A cannon-ball is fired at 300 m/s at an angle of 60º to the horizontal. The ball hits the ground at __ km from the starting point. (Record your answer in the correct significant digits)



Answer :

Answer:

Explanation:

To determine how far the cannonball travels horizontally before hitting the ground, we can use the following steps:

1. **Horizontal and Vertical Components of Initial Velocity:**

  - The initial velocity \( v_0 \) of the cannonball is 300 m/s at an angle of 60º to the horizontal.
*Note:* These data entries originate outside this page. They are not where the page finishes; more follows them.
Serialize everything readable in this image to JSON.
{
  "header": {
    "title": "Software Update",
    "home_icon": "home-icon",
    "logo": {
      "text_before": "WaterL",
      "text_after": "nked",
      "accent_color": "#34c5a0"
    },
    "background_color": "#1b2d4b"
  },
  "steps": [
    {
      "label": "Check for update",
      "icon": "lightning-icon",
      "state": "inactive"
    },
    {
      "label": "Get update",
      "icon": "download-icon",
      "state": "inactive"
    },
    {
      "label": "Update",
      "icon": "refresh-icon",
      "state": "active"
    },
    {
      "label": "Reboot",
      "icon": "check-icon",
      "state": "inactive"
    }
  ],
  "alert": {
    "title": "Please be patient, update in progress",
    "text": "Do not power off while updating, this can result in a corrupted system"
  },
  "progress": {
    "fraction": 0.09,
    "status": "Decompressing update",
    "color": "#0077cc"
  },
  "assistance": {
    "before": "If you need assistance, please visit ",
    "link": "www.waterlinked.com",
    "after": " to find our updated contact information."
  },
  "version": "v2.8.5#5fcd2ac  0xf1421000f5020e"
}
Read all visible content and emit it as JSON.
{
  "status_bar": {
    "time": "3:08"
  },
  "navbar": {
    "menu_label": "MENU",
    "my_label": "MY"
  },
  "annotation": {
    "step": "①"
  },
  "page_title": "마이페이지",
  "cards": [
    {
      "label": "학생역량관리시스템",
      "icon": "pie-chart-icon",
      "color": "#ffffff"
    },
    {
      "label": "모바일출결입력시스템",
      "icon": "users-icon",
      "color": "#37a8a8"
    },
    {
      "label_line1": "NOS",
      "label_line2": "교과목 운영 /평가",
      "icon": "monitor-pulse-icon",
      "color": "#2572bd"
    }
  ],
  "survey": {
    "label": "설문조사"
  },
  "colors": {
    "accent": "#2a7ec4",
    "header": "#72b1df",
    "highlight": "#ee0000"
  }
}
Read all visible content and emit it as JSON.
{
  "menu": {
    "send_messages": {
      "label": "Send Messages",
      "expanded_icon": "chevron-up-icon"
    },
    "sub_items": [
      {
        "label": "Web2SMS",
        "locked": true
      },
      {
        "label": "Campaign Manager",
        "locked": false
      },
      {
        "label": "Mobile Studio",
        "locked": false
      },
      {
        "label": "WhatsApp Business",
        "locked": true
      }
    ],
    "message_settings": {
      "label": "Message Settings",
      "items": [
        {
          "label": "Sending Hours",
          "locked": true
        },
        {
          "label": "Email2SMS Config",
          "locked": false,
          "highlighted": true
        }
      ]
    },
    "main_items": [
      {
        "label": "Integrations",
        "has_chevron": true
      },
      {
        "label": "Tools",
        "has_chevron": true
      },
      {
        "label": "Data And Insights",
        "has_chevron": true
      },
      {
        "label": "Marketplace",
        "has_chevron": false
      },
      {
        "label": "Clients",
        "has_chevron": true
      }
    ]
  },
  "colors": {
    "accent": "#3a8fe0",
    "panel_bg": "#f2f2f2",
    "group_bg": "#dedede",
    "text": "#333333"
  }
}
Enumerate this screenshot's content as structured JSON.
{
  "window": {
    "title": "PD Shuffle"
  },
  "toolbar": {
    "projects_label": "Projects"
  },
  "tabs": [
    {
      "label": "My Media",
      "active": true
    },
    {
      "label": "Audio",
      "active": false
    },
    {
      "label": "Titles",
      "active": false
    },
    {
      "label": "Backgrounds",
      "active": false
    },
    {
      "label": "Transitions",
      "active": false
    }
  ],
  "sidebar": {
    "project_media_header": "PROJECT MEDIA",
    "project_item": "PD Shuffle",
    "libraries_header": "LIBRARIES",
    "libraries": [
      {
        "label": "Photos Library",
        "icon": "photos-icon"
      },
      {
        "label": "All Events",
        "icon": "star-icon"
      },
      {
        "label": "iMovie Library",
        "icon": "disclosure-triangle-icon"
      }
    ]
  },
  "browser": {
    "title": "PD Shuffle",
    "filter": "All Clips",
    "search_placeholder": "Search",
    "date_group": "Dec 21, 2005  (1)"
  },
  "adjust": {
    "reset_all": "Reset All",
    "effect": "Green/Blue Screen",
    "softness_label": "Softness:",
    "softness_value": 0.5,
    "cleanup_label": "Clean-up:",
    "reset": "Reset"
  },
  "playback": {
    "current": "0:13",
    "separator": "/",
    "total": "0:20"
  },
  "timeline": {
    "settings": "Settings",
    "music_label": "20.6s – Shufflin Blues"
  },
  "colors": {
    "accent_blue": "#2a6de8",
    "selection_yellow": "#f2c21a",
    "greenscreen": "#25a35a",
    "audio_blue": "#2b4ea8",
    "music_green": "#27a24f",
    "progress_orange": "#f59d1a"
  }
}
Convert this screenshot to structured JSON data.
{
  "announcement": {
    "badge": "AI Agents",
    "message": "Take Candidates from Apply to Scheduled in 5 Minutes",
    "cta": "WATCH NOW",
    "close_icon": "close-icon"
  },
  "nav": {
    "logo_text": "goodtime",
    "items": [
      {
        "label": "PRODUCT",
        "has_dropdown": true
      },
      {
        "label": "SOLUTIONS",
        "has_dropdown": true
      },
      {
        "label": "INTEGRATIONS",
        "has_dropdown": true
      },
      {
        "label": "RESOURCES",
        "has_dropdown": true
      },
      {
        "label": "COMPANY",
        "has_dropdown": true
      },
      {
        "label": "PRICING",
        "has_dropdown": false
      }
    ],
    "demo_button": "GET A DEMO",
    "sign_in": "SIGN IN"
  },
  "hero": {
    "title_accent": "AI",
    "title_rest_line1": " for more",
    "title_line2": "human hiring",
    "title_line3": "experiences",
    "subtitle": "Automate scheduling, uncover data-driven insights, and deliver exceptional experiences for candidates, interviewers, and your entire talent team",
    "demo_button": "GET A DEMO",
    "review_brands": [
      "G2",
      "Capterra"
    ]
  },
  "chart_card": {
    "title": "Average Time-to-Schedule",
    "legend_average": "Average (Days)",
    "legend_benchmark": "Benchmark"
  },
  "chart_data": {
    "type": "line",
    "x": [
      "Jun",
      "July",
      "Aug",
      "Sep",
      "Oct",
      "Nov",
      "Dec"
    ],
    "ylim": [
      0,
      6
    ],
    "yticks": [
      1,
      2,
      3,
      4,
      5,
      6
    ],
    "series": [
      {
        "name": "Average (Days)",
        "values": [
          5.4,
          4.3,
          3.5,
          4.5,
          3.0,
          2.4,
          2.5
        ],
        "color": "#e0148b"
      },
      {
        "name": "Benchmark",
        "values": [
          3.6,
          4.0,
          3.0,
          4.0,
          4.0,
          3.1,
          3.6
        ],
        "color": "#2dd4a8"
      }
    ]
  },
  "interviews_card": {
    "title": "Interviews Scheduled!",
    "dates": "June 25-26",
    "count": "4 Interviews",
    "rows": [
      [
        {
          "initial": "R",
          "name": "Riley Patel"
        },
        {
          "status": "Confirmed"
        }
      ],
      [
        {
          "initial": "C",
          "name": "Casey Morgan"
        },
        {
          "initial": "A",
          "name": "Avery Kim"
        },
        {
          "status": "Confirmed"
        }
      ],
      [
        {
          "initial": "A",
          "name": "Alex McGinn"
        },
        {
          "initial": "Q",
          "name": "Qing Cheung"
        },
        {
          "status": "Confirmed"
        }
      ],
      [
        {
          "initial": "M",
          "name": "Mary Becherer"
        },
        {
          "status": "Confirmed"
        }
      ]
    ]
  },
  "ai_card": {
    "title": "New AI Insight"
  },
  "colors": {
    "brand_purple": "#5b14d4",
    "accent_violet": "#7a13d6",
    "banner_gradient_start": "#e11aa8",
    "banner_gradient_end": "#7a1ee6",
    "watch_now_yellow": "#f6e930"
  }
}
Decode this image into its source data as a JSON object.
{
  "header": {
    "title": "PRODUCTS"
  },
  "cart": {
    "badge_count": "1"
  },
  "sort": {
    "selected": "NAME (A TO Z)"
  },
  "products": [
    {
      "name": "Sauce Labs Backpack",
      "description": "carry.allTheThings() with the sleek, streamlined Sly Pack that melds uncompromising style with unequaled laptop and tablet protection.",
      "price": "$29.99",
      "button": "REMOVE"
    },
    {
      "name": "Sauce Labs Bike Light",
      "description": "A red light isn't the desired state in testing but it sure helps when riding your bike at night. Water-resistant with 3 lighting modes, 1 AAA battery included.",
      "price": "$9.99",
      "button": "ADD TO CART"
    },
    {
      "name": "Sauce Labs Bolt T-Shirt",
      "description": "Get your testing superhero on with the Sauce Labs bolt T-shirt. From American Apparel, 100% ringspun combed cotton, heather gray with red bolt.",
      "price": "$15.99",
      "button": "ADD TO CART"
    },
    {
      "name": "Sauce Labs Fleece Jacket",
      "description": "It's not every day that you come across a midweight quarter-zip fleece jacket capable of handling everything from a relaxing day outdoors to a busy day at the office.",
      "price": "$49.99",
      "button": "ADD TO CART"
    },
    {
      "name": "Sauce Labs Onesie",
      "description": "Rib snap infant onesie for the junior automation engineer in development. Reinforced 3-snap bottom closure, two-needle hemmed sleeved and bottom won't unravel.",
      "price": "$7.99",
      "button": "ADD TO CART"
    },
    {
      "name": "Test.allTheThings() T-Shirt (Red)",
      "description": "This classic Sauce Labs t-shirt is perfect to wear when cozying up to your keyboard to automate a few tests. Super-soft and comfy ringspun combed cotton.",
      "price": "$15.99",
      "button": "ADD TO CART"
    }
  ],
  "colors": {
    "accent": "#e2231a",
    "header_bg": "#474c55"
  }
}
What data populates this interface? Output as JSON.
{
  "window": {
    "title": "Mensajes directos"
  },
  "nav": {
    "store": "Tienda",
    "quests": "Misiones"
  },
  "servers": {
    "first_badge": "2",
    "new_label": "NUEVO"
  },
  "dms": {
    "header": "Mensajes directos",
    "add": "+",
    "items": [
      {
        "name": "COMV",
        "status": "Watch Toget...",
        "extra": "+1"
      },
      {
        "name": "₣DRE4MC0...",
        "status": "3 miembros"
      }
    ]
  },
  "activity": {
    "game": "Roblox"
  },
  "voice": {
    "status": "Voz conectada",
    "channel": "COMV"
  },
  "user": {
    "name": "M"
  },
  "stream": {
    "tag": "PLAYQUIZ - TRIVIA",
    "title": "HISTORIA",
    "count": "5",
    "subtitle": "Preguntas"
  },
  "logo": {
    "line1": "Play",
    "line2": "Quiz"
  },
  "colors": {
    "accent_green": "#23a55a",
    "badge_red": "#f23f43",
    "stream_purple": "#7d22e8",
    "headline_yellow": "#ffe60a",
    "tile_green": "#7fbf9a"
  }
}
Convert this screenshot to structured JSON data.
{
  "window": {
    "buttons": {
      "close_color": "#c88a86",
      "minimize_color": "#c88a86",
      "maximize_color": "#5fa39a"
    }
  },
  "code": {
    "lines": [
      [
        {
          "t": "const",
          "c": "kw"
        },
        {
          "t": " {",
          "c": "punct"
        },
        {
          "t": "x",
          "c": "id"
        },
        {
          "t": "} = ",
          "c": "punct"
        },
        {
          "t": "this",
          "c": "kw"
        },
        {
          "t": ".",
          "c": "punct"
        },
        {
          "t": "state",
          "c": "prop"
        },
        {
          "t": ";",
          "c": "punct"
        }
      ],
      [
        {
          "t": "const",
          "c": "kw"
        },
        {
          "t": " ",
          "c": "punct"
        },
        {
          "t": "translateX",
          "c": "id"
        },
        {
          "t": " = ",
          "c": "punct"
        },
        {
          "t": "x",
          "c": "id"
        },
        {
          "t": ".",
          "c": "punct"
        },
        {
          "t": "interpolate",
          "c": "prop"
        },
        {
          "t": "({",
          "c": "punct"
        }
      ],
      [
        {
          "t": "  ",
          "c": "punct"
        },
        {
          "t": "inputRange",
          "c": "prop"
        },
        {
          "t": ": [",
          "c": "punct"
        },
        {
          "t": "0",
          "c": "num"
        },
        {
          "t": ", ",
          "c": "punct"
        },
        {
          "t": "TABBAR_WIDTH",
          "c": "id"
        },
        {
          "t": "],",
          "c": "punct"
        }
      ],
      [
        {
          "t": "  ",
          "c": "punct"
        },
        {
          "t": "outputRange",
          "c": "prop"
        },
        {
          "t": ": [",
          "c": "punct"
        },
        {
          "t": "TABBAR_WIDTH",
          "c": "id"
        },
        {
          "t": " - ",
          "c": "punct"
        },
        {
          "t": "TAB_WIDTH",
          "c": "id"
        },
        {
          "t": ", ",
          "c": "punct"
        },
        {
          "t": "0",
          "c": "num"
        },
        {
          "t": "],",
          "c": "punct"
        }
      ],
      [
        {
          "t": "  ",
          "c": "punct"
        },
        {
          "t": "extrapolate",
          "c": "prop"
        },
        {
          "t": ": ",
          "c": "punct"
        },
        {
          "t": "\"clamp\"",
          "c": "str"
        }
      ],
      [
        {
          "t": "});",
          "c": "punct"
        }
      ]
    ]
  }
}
  - The horizontal component \( v_{0x} \) of the velocity is \( v_{0x} = v_0 \cos \theta \), where \( \theta = 60^\circ \).

  \[

  v_{0x} = 300 \cos 60^\circ = 300 \times \frac{1}{2} = 150 \text{ m/s}

  \]

  - The vertical component \( v_{0y} \) of the velocity is \( v_{0y} = v_0 \sin \theta \).

  \[

  v_{0y} = 300 \sin 60^\circ = 300 \times \frac{\sqrt{3}}{2} = 150 \sqrt{3} \text{ m/s}

  \]

2. **Time of Flight:**

  - The time \( t \) of flight can be found using the vertical motion equation \( y = v_{0y} t - \frac{1}{2} g t^2 \), where \( y = 0 \) (since it returns to the same height).

  \[

  0 = 150 \sqrt{3} \cdot t - \frac{1}{2} \cdot 9.81 \cdot t^2

  \]

  Solving for \( t \):

  \[

  t \left( 150 \sqrt{3} - \frac{1}{2} \cdot 9.81 \cdot t \right) = 0

  \]

  \[

  t = 0 \quad \text{or} \quad t = \frac{2 \cdot 150 \sqrt{3}}{9.81} \approx 17.19 \text{ s}

  \]

3. **Horizontal Distance:**

  - The horizontal distance \( R \) traveled by the cannonball is \( R = v_{0x} \cdot t \).

  \[

  R = 150 \text{ m/s} \cdot 17.19 \text{ s} \approx 2578.5 \text{ m}

  \]

4. **Conversion to Kilometers:**

  - Converting the distance to kilometers:

  \[

  R \approx \frac{2578.5 \text{ m}}{1000} = 2.5785 \text{ km}

  \]

Therefore, the cannonball hits the ground at approximately **2.58 km** from the starting point.